Una contrazione pari allo 0,2 per cento della ricchezza nazionale. Regno Unito, Norvegia e Svizzera spendono il doppio per la sicurezza e per la difesa del cittadino rispetto al Belpaese. Fanno meglio anche Belgio, Francia e Germania. Italia esclusa dalla top ten dei paesi più “virtuosi”. E, intanto, per il biennio 2016-2017 programmata una ulteriore sforbiciata per 650 milioni di euro. È quanto emerge da una indagine realizzata dall’Istituto Demoskopika.

L’Italia al di sotto della media europea per spesa legata alla sicurezza, all’ordine pubblico e alla difesa. Si riduce, infatti, dello 0,9% la spesa dei 28 paesi membri dell’Unione Europea per la difesa, l’ordine pubblico e la sicurezza degli oltre 500 milioni di cittadini residenti nell’area. Al contrario, in Italia la contrazione è decisamente più rilevante: oltre 5 punti percentuali in più rispetto all’area europea con un taglio di ben 3,2 miliardi di euro nel 2014 rispetto al 2010 a cui si aggiungono poco meno di 700 milioni di euro pianificati dal Governo per il triennio 2015-2017. È quanto emerge da uno studio dell’Istituto Demoskopika che ha analizzato l’andamento della spesa per le funzioni relative alla difesa, sicurezza ed ordine pubblico dell’Eurostat.

Con 1.870 per cittadino è la Norvegia ad investire maggiormente nella sicurezza, nella difesa e nell’ordine pubblico seguita da Svizzera e Regno Unito rispettivamente con 1.765 euro e 1.492 euro per residente.

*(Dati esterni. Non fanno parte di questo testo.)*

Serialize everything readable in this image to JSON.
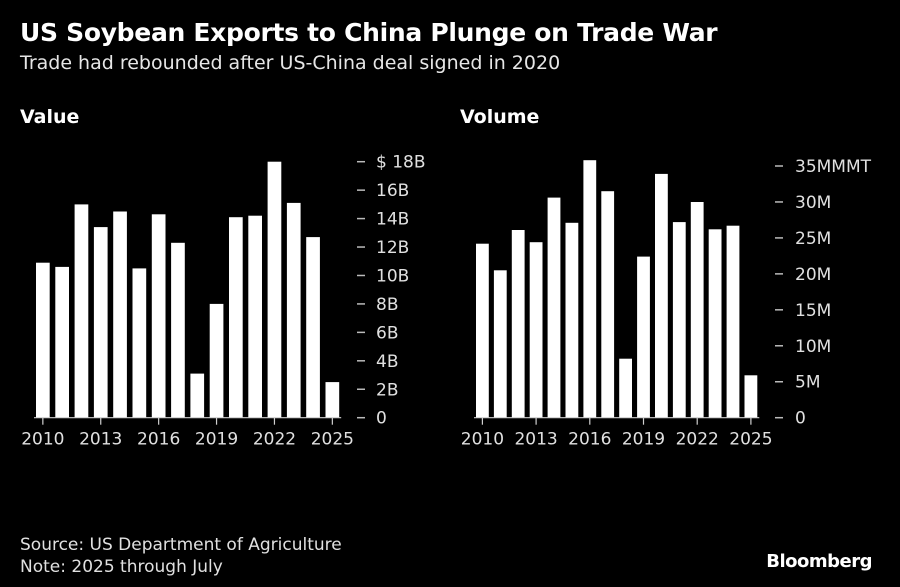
{
  "title": "US Soybean Exports to China Plunge on Trade War",
  "subtitle": "Trade had rebounded after US-China deal signed in 2020",
  "source": "Source: US Department of Agriculture",
  "note": "Note: 2025 through July",
  "brand": "Bloomberg",
  "colors": {
    "background": "#000000",
    "bar": "#ffffff",
    "text": "#e0e0e0"
  },
  "chart_data": [
    {
      "type": "bar",
      "title": "Value",
      "xlabel": "",
      "ylabel": "",
      "categories": [
        "2010",
        "2011",
        "2012",
        "2013",
        "2014",
        "2015",
        "2016",
        "2017",
        "2018",
        "2019",
        "2020",
        "2021",
        "2022",
        "2023",
        "2024",
        "2025"
      ],
      "values": [
        10.9,
        10.6,
        15.0,
        13.4,
        14.5,
        10.5,
        14.3,
        12.3,
        3.1,
        8.0,
        14.1,
        14.2,
        18.0,
        15.1,
        12.7,
        2.5
      ],
      "unit": "billion USD",
      "ylim": [
        0,
        18
      ],
      "yticks": [
        0,
        2,
        4,
        6,
        8,
        10,
        12,
        14,
        16,
        18
      ],
      "ytick_labels": [
        "0",
        "2B",
        "4B",
        "6B",
        "8B",
        "10B",
        "12B",
        "14B",
        "16B",
        "$ 18B"
      ],
      "xtick_labels": [
        "2010",
        "2013",
        "2016",
        "2019",
        "2022",
        "2025"
      ],
      "y_axis_side": "right",
      "grid": false,
      "legend": "none"
    },
    {
      "type": "bar",
      "title": "Volume",
      "xlabel": "",
      "ylabel": "",
      "categories": [
        "2010",
        "2011",
        "2012",
        "2013",
        "2014",
        "2015",
        "2016",
        "2017",
        "2018",
        "2019",
        "2020",
        "2021",
        "2022",
        "2023",
        "2024",
        "2025"
      ],
      "values": [
        24.2,
        20.5,
        26.1,
        24.4,
        30.6,
        27.1,
        35.8,
        31.5,
        8.2,
        22.4,
        33.9,
        27.2,
        30.0,
        26.2,
        26.7,
        5.9
      ],
      "unit": "million metric tons",
      "ylim": [
        0,
        35
      ],
      "yticks": [
        0,
        5,
        10,
        15,
        20,
        25,
        30,
        35
      ],
      "ytick_labels": [
        "0",
        "5M",
        "10M",
        "15M",
        "20M",
        "25M",
        "30M",
        "35MMMT"
      ],
      "xtick_labels": [
        "2010",
        "2013",
        "2016",
        "2019",
        "2022",
        "2025"
      ],
      "y_axis_side": "right",
      "grid": false,
      "legend": "none"
    }
  ]
}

Il dato emerge da un’elaborazione dell’Istituto Demoskopika sulla classificazione internazionale della spesa pubblica per funzione dell’Eurostat. Anche il Belgio si colloca tra gli otto stati più attenti, in termini di investimenti, in sicurezza: 1.008 euro per cittadino residente seguito dalla sola Germania con 934 euro per cittadino e preceduto da Danimarca (1.030 euro pro capite), Finlandia (1.045 euro pro capite), Lussemburgo (1.085 euro pro capite), Francia (1.090 euro pro capite) e Svezia (1.205 euro pro capite).

Al di sotto della media dell’Unione Europea, pari a 864 euro per abitante, si posizionano l’Italia con 848 euro di spesa pro capite in sicurezza, ordine pubblico e difesa, Grecia (791 euro pro capite), Austria (754 euro pro capite), Irlanda (736 euro pro capite), Cipro (660 euro pro capite), Spagna (643 euro pro capite), Estonia (571 euro pro capite), Portogallo (531 euro pro capite), Slovenia (455 euro pro capite), Malta (417 euro pro capite), Polonia (402 euro pro capite), Repubblica Ceca (359 euro pro capite), Croazia (354 euro pro capite), Lettonia (331 euro pro capite), Lituania (328 euro pro capite), Ungheria (265 euro pro capite), Bulgaria (239 euro pro capite) e Romania (219 euro pro capite).